Hazel ficou de pé no tombadilho. Nico extraía de seus braços os estilhaços do mastro e, no painel de comando do navio, Leo socava botões.
— Bem, isso foi uma droga — comentou Leo. — Devo acordar os outros?
Hazel estava tentada a dizer que sim, mas os outros membros da tripulação haviam ficado com o turno da noite e mereciam descansar. Estavam exaustos por defenderem o navio. Ao que parecia, de poucas em poucas horas um monstro romano resolvia que o Argo II era na verdade uma guloseima deliciosa.
Algumas semanas antes, Hazel não teria acreditado que alguém pudesse dormir durante um ataque numina, mas, agora, imaginava que seus amigos ainda estavam roncando abaixo do convés. Sempre que ela tinha uma chance de descansar, dormia como se estivesse em coma.
— Eles precisam descansar — disse ela. — A gente vai ter que descobrir outro caminho sozinhos.
— Hum.
Leo olhou feio para o monitor. Com sua camisa de trabalho esfarrapada e a calça jeans manchada de graxa, parecia que tinha acabado de perder uma luta contra uma locomotiva.
Desde que seus amigos Percy e Annabeth haviam caído no Tártaro, Leo vinha trabalhando quase sem parar. Andava mais irritado e até mesmo mais determinado do que o habitual.
Hazel estava preocupada com ele. Mas parte dela sentia-se aliviada com a mudança. Sempre que Leo sorria e fazia piadas, ficava parecido demais com Sammy, seu bisavô... o primeiro namorado de Hazel, em 1942.
Droga, por que a vida tinha que ser tão complicada?
— Outro caminho — murmurou Leo. — Você vê algum?
Um mapa da Itália brilhava em seu monitor. A cordilheira dos Apeninos se estendia por todo o país em forma de bota. Um ponto verde representando o Argo IIpiscava no lado esquerdo da tela, a algumas centenas de quilômetros ao norte de Roma.
Deveria ter sido simples. Precisavam chegar a um lugar chamado Épiro, na Grécia, e encontrar um antigo templo chamado Casa de Hades (ou Plutão, como os romanos o conheciam, ou então, como Hazel gostava de pensar nele, o Pior Pai Ausente do Mundo).
Para chegar a Épiro, tudo o que tinham de fazer era ir direto para leste – sobrevoando os Apeninos e atravessando o Mar Adriático. Mas não foi o que aconteceu. Sempre que tentavam cruzar a coluna vertebral da Itália, os deuses da montanha atacavam.
Nos últimos dois dias, margearam as montanhas rumo ao norte, na esperança de encontrar uma passagem segura. Sem resultado. Os numina montanum eram filhos de Gaia, a deusa de quem Hazel menos gostava. Isso os tornava inimigos muitodeterminados. O Argo II não podia voar alto o bastante para evitar os ataques e, mesmo com todas as suas defesas, o navio não conseguiria atravessar a cadeia de montanhas sem ser despedaçado.

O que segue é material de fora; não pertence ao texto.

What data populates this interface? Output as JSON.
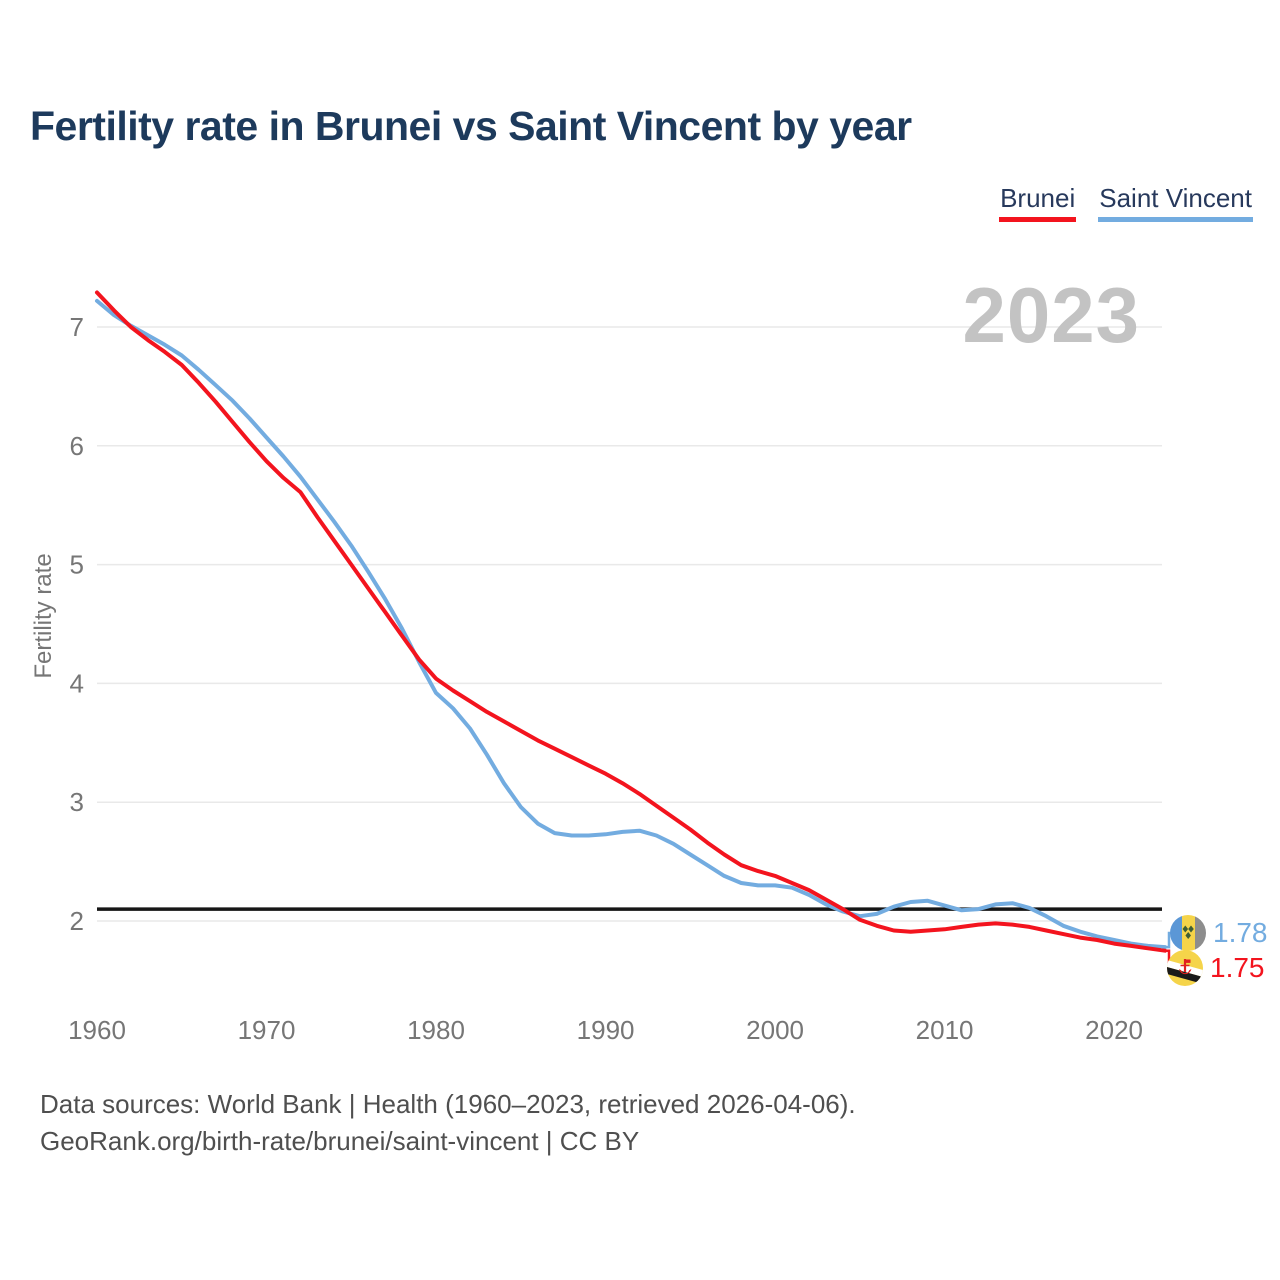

— A culpa é nossa — disse Hazel. — Minha e de Nico. Os numina podem nos sentir.
Ela olhou para o meio-irmão. Ele começara a recuperar as forças desde que o resgataram dos gigantes, mas ainda estava muito magro. A camisa preta e a calça jeans caíam folgadas no corpo esquelético. O cabelo longo e escuro emoldurava olhos encovados. A pele morena estava com um tom verde-claro doentio, cor de seiva de árvore.

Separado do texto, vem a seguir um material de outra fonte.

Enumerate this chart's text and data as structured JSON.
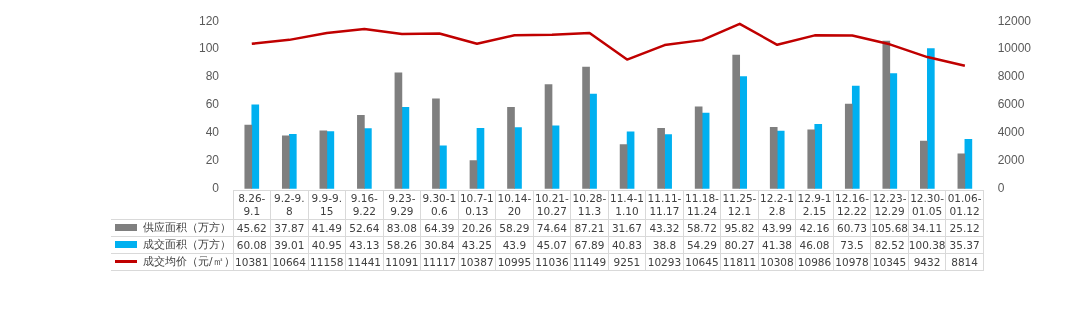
{
  "chart_data": {
    "type": "bar",
    "categories": [
      "8.26-9.1",
      "9.2-9.8",
      "9.9-9.15",
      "9.16-9.22",
      "9.23-9.29",
      "9.30-10.6",
      "10.7-10.13",
      "10.14-20",
      "10.21-10.27",
      "10.28-11.3",
      "11.4-11.10",
      "11.11-11.17",
      "11.18-11.24",
      "11.25-12.1",
      "12.2-12.8",
      "12.9-12.15",
      "12.16-12.22",
      "12.23-12.29",
      "12.30-01.05",
      "01.06-01.12"
    ],
    "series": [
      {
        "name": "供应面积（万方）",
        "color": "#7f7f7f",
        "values": [
          45.62,
          37.87,
          41.49,
          52.64,
          83.08,
          64.39,
          20.26,
          58.29,
          74.64,
          87.21,
          31.67,
          43.32,
          58.72,
          95.82,
          43.99,
          42.16,
          60.73,
          105.68,
          34.11,
          25.12
        ]
      },
      {
        "name": "成交面积（万方）",
        "color": "#00b0f0",
        "values": [
          60.08,
          39.01,
          40.95,
          43.13,
          58.26,
          30.84,
          43.25,
          43.9,
          45.07,
          67.89,
          40.83,
          38.8,
          54.29,
          80.27,
          41.38,
          46.08,
          73.5,
          82.52,
          100.38,
          35.37
        ]
      },
      {
        "name": "成交均价（元/㎡）",
        "type": "line",
        "axis": "y2",
        "color": "#c00000",
        "values": [
          10381,
          10664,
          11158,
          11441,
          11091,
          11117,
          10387,
          10995,
          11036,
          11149,
          9251,
          10293,
          10645,
          11811,
          10308,
          10986,
          10978,
          10345,
          9432,
          8814
        ]
      }
    ],
    "ylim": [
      0,
      120
    ],
    "yticks": [
      0,
      20,
      40,
      60,
      80,
      100,
      120
    ],
    "y2lim": [
      0,
      12000
    ],
    "y2ticks": [
      0,
      2000,
      4000,
      6000,
      8000,
      10000,
      12000
    ],
    "grid": false,
    "legend": "bottom",
    "marker": "none",
    "data_labels": true
  }
}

Sua idade humana era só de catorze anos, apenas um ano mais velho do que Hazel, mas a história não terminava aí. Assim como ela, Nico di Angelo era um semideus de outra era. Ele irradiava uma espécie de energia antiga – uma melancolia por saber que não pertencia ao mundo moderno.
Hazel não o conhecia havia muito tempo, mas entendia e chegava a compartilhar sua tristeza. Os filhos de Hades (ou Plutão, tanto faz) raramente tinham uma vida feliz. E, a julgar pelo que Nico dissera na noite anterior, seu maior desafio ainda estava por vir quando chegassem à Casa de Hades – um desafio que ele implorou que Hazel mantivesse em segredo.

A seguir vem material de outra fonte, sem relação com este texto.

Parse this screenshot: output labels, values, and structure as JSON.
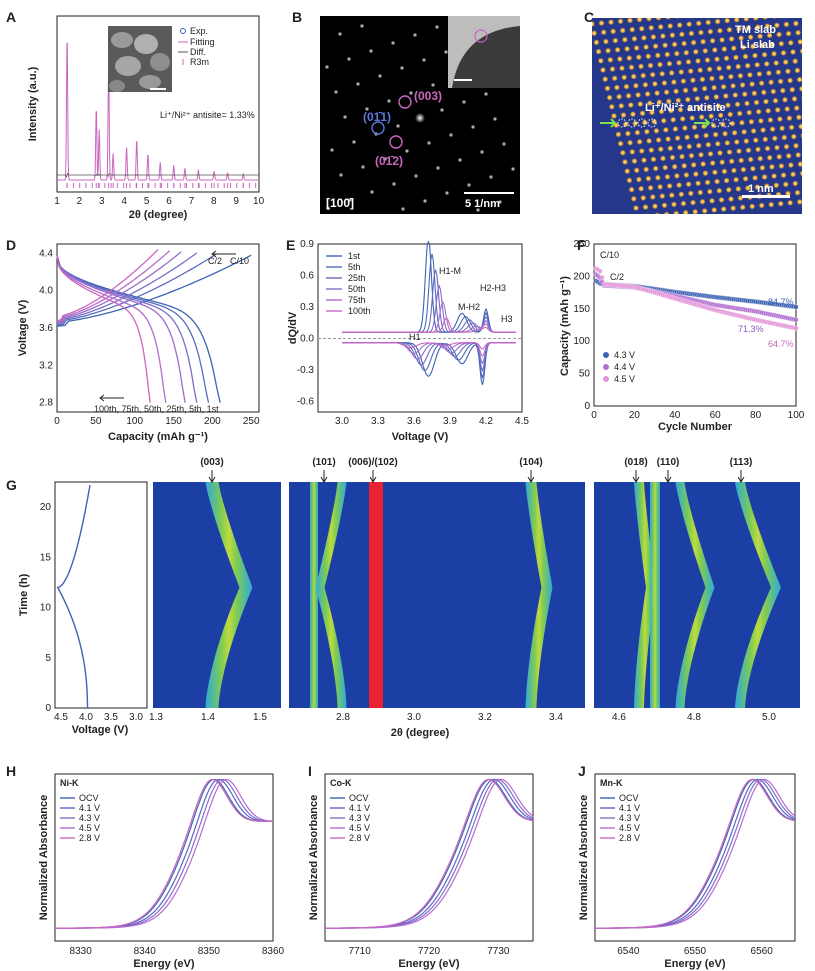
{
  "colors": {
    "blue": "#3c64b4",
    "magenta": "#cc66c0",
    "purple": "#8a5cc0",
    "lilac": "#b070d0",
    "red": "#e03040",
    "heat_bg": "#1c3fa6"
  },
  "panels": {
    "A": {
      "label": "A",
      "ylabel": "Intensity (a.u.)",
      "xlabel": "2θ (degree)",
      "legend": [
        "Exp.",
        "Fitting",
        "Diff.",
        "R3m"
      ],
      "annotation": "Li⁺/Ni²⁺ antisite= 1.33%",
      "xticks": [
        "1",
        "2",
        "3",
        "4",
        "5",
        "6",
        "7",
        "8",
        "9",
        "10"
      ]
    },
    "B": {
      "label": "B",
      "spots": [
        "(01̄1)",
        "(003)",
        "(01̄2)"
      ],
      "zone": "[100]",
      "scale": "5 1/nm"
    },
    "C": {
      "label": "C",
      "tm": "TM slab",
      "li": "Li slab",
      "antisite": "Li⁺/Ni²⁺ antisite",
      "scale": "1 nm"
    },
    "D": {
      "label": "D",
      "ylabel": "Voltage (V)",
      "xlabel": "Capacity (mAh g⁻¹)",
      "yticks": [
        "2.8",
        "3.2",
        "3.6",
        "4.0",
        "4.4"
      ],
      "xticks": [
        "0",
        "50",
        "100",
        "150",
        "200",
        "250"
      ],
      "rate_c2": "C/2",
      "rate_c10": "C/10",
      "cycles": "100th, 75th, 50th, 25th, 5th, 1st"
    },
    "E": {
      "label": "E",
      "ylabel": "dQ/dV",
      "xlabel": "Voltage (V)",
      "legend": [
        "1st",
        "5th",
        "25th",
        "50th",
        "75th",
        "100th"
      ],
      "yticks": [
        "0.9",
        "0.6",
        "0.3",
        "0.0",
        "-0.3",
        "-0.6"
      ],
      "xticks": [
        "3.0",
        "3.3",
        "3.6",
        "3.9",
        "4.2",
        "4.5"
      ],
      "peaks": [
        "H1",
        "H1-M",
        "M-H2",
        "H2-H3",
        "H3"
      ]
    },
    "F": {
      "label": "F",
      "ylabel": "Capacity (mAh g⁻¹)",
      "xlabel": "Cycle Number",
      "yticks": [
        "0",
        "50",
        "100",
        "150",
        "200",
        "250"
      ],
      "xticks": [
        "0",
        "20",
        "40",
        "60",
        "80",
        "100"
      ],
      "legend": [
        "4.3 V",
        "4.4 V",
        "4.5 V"
      ],
      "rates": [
        "C/10",
        "C/2"
      ],
      "retention": [
        "84.7%",
        "71.3%",
        "64.7%"
      ]
    },
    "G": {
      "label": "G",
      "ylabel": "Time (h)",
      "volt_label": "Voltage (V)",
      "xlabel": "2θ (degree)",
      "time_ticks": [
        "0",
        "5",
        "10",
        "15",
        "20"
      ],
      "volt_ticks": [
        "4.5",
        "4.0",
        "3.5",
        "3.0"
      ],
      "peaks1": [
        "(003)"
      ],
      "peaks2": [
        "(101)",
        "(006)/(102)",
        "(104)"
      ],
      "peaks3": [
        "(018)",
        "(110)",
        "(113)"
      ],
      "x1": [
        "1.3",
        "1.4",
        "1.5"
      ],
      "x2": [
        "2.8",
        "3.0",
        "3.2",
        "3.4"
      ],
      "x3": [
        "4.6",
        "4.8",
        "5.0"
      ]
    },
    "H": {
      "label": "H",
      "element": "Ni-K",
      "legend": [
        "OCV",
        "4.1 V",
        "4.3 V",
        "4.5 V",
        "2.8 V"
      ],
      "ylabel": "Normalized Absorbance",
      "xlabel": "Energy (eV)",
      "xticks": [
        "8330",
        "8340",
        "8350",
        "8360"
      ]
    },
    "I": {
      "label": "I",
      "element": "Co-K",
      "legend": [
        "OCV",
        "4.1 V",
        "4.3 V",
        "4.5 V",
        "2.8 V"
      ],
      "ylabel": "Normalized Absorbance",
      "xlabel": "Energy (eV)",
      "xticks": [
        "7710",
        "7720",
        "7730"
      ]
    },
    "J": {
      "label": "J",
      "element": "Mn-K",
      "legend": [
        "OCV",
        "4.1 V",
        "4.3 V",
        "4.5 V",
        "2.8 V"
      ],
      "ylabel": "Normalized Absorbance",
      "xlabel": "Energy (eV)",
      "xticks": [
        "6540",
        "6550",
        "6560"
      ]
    }
  },
  "chart_data": [
    {
      "panel": "D",
      "type": "line",
      "title": "",
      "xlabel": "Capacity (mAh g⁻¹)",
      "ylabel": "Voltage (V)",
      "xlim": [
        0,
        260
      ],
      "ylim": [
        2.7,
        4.5
      ],
      "charge": [
        {
          "name": "1st",
          "x": [
            0,
            10,
            50,
            100,
            150,
            190,
            215,
            250
          ],
          "y": [
            3.62,
            3.68,
            3.72,
            3.78,
            3.95,
            4.15,
            4.28,
            4.45
          ]
        },
        {
          "name": "100th",
          "x": [
            0,
            10,
            40,
            80,
            115,
            130
          ],
          "y": [
            3.66,
            3.8,
            3.92,
            4.05,
            4.25,
            4.45
          ]
        }
      ],
      "discharge": [
        {
          "name": "1st",
          "x": [
            0,
            10,
            40,
            80,
            130,
            170,
            200,
            210
          ],
          "y": [
            4.4,
            4.15,
            3.95,
            3.82,
            3.7,
            3.6,
            3.4,
            2.8
          ]
        },
        {
          "name": "100th",
          "x": [
            0,
            10,
            30,
            60,
            90,
            110,
            120
          ],
          "y": [
            4.38,
            4.05,
            3.85,
            3.7,
            3.5,
            3.25,
            2.8
          ]
        }
      ]
    },
    {
      "panel": "F",
      "type": "scatter",
      "title": "",
      "xlabel": "Cycle Number",
      "ylabel": "Capacity (mAh g⁻¹)",
      "xlim": [
        0,
        100
      ],
      "ylim": [
        0,
        250
      ],
      "series": [
        {
          "name": "4.3 V",
          "x": [
            1,
            3,
            5,
            20,
            40,
            60,
            80,
            100
          ],
          "y": [
            193,
            189,
            188,
            185,
            176,
            168,
            161,
            153
          ]
        },
        {
          "name": "4.4 V",
          "x": [
            1,
            3,
            5,
            20,
            40,
            60,
            80,
            100
          ],
          "y": [
            203,
            198,
            186,
            183,
            170,
            156,
            146,
            133
          ]
        },
        {
          "name": "4.5 V",
          "x": [
            1,
            3,
            5,
            20,
            40,
            60,
            80,
            100
          ],
          "y": [
            212,
            208,
            188,
            184,
            166,
            148,
            133,
            120
          ]
        }
      ]
    }
  ]
}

Nico agarrou a empunhadura de sua espada de ferro estígio.
— Espíritos telúricos não gostam de filhos do Mundo Inferior. É verdade. Eles nos acusam de dar golpes baixos. Literalmente. Mas acho que os numina sentiriam este navio de qualquer modo. Estamos transportando a Atena Partenos. Essa coisa é como um farol mágico.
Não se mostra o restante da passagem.